病徴進展に関連するビワがんしゅ病菌のプラスミド

与病害症状进展相关的枇杷病菌质粒

• 批准号: 03660047
• 负责人: 上運天 博
• 金额: $ 0.96万
• 依托单位: University of Miyazaki
• 依托单位国家: 日本
• 项目类别: Grant-in-Aid for General Scientific Research (C)
• 财政年份: 1991
• 资助国家: 日本
• 起止时间: 1991 至 无数据
• 项目状态: 已结题
• 来源: https://kaken.nii.ac.jp/grant/KAKENHI-PROJECT-03660047/
• 关键词: ビワがんしゅ病菌; ブラスミド; 病徴

ビワがんしゅ病菌の85メガダルトン(Md)プラスミドが欠落すると保有株とは異なり、カルス様組織を伴わない病徴進展を示すようになる。そこで、85Mdプラスミドの機能に関連する知見を得るため、ビワ茎組織における保有株および欠落株の増殖能を比較するとともに、宿主組織および細菌の形態的変化を電子顕微鏡を用いて観察した。その結果、保有株は接種10日後から増殖を続け、20日後にはカルス組織を伴う典型的な病徴を発現した。それに反し、欠落株の菌数は接種後から漸次減少し、40日後まで明瞭な病徴は認められなかった。なお、両菌株の培地中における増殖能には差は認められなかった。また、接種10日後の細胞間隙に観察された両菌株に形態的差異は認められなかった。
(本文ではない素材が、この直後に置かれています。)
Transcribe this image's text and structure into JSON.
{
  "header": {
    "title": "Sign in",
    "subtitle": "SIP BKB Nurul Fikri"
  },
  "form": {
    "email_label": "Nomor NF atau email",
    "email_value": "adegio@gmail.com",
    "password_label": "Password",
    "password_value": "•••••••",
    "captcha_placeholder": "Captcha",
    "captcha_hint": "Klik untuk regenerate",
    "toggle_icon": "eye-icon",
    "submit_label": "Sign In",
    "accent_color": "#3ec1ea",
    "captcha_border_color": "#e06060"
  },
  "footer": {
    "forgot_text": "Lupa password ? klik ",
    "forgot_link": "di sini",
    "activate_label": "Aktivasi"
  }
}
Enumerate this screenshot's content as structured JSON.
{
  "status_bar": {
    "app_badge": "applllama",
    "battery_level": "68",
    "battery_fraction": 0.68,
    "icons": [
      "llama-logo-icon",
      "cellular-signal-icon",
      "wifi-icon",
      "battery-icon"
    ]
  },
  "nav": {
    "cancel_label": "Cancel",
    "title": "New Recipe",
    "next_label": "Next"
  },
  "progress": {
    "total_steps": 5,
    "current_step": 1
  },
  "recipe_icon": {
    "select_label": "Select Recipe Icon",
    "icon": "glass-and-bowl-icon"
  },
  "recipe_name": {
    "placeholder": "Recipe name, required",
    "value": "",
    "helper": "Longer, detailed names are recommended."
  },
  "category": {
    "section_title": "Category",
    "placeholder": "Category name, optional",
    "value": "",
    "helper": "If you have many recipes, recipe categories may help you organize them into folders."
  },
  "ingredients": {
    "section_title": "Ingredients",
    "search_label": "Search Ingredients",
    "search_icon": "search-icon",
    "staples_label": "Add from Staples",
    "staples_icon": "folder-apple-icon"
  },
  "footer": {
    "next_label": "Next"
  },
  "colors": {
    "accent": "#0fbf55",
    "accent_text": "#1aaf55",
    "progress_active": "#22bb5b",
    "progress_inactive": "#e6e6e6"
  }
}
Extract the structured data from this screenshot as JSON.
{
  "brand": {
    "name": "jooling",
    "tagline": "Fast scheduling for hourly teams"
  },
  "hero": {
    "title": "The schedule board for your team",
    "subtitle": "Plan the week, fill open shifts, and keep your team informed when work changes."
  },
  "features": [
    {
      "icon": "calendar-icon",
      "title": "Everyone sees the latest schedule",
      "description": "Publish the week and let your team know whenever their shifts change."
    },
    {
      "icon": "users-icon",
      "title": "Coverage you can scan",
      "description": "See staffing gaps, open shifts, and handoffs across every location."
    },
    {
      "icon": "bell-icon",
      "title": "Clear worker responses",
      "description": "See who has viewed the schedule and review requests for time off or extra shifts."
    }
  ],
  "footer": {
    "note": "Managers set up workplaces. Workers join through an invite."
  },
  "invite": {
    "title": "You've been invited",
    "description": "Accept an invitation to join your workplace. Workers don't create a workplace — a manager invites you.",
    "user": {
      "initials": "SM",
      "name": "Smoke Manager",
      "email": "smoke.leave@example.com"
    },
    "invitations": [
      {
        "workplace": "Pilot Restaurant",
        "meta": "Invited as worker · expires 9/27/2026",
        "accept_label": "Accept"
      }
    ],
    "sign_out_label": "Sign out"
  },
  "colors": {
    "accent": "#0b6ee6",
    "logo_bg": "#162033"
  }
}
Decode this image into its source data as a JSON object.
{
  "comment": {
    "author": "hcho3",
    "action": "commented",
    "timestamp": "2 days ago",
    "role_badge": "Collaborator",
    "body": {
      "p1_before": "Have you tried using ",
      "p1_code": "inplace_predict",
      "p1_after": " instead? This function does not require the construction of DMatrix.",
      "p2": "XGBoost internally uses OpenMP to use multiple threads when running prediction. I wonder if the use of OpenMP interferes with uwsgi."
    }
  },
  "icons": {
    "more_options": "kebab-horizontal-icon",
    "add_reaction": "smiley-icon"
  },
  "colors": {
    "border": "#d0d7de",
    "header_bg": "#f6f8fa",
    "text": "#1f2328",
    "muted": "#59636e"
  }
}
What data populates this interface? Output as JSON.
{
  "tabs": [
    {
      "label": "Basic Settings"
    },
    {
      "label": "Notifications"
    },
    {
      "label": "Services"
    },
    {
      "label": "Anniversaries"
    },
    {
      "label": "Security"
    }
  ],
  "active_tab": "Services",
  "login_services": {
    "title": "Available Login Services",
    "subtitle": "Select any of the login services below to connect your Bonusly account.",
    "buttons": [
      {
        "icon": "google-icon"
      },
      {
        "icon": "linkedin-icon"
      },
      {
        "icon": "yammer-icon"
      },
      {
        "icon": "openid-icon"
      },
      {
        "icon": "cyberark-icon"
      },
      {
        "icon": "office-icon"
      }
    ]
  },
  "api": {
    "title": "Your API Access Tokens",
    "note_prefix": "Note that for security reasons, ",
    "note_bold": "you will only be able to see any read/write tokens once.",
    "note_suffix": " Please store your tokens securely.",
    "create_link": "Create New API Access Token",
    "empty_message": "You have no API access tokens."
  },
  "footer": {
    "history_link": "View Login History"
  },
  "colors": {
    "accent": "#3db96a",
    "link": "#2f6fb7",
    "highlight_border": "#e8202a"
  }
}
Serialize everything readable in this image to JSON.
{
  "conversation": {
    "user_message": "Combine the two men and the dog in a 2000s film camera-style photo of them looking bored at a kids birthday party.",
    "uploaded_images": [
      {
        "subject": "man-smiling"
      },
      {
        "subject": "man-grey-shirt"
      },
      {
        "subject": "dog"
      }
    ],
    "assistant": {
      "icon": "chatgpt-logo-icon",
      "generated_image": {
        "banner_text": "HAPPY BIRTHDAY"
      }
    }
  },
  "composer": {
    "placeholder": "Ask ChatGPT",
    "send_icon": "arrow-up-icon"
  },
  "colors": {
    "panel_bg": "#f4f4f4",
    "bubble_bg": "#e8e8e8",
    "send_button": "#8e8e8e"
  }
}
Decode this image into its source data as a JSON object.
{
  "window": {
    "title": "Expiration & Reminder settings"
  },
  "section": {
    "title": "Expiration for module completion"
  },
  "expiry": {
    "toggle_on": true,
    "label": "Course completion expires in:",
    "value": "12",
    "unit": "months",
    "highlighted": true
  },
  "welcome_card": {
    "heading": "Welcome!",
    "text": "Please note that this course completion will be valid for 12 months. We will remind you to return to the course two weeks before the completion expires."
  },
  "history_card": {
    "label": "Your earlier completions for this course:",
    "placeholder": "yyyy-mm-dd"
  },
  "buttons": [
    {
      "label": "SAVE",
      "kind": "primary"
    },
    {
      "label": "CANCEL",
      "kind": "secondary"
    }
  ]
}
しかし、接種20日から40日後の保有株は正常な形態を有し、隣接宿主細胞は変性あるいは壊死収縮していたが、欠落株は電子密度が高くなった不整形の菌体が多く観察されるようになり、隣接宿主細胞の壊死は認められなかった。以上のことから、85Mdプラスミドが欠落するとビワ組織中での増殖が阻害され、病徴進展に差が生じることが示唆された。更に、85Mdプラスミドの再導入実験を行うため、ブラスミドの選択標識として利用できる表現型の検出を試みたが検出できず、またTn5やTn7によるプラスミドの標識を試みたが、すべてクロモゾ-ムにのみ挿入されていた。次に、85Mdプラスミドを高電圧パルスを用いて欠落株に再導入を図り、保有株と欠落株のコロニ-の色に極めてわずかな差が認められることを利用して再導入菌株の検出を試みたが極めて困難であった。従って、現在85Mdプラスミドのクロ-ニングを試みており、クロ-ニングしたDNAを遺伝子導入装置を利用して欠落株に導入する予定である。

The 85-year-old (Md) strain of the pathogen is not present, and the plant and tissue are different. The disease characteristics are progressive. 85Md. The function of the plant is related to the observation of the plant growth and development of the host tissue and the morphology of the bacteria. After 10 days of inoculation, typical disease characteristics appeared in the tissue of the plant. After inoculation, the number of bacteria decreased gradually. After 40 days, the disease characteristics were clearly recognized. The strain was cultured in the ground and the strain was cultured in the ground. 10 days after inoculation, the morphological differences of the strains were observed. 20 days after inoculation, the remaining plants have normal morphology, and the adjacent host cells have high electron density, and the adjacent host cells have high electron density. The above 85-Md-level gene expression is related to growth inhibition and disease progression in tissues. In addition, the 85Md profile and reintroduction process is implemented in the following ways: the selection of the profile and the identification of the selected profile are detected by the phenotype, the identification of the profile and the identification of the selected profile are detected by the phenotype, and the identification of the selected profile and the identification of the selected profile are detected by the phenotype and the identification of the selected profile is detected by the phenotype. The second, 85Md high voltage strain was used to reintroduce the strain, the remaining strain and the plant were used to reintroduce the strain. The DNA gene introduction device was used to introduce the DNA gene into the plant at a predetermined time.

项目成果

H.Kamiunten: "Ultrastructural Investigation of Loquat Stems Inoculated with a Strain Harbouring an 85ーMagadalton Plasmid and a Cured Strain of Pseudomonus syringae PV.eriobotryae" Annals of the Phytopathological Society of Japan. 58. (1992)

H. Kamiunten：“用含有 85-Magadalton 质粒的菌株和丁香假单胞菌 PV.eriobotryae 的治愈菌株接种的枇杷茎的超微结构研究”，日本植物病理学会年鉴 58。（1992 年）。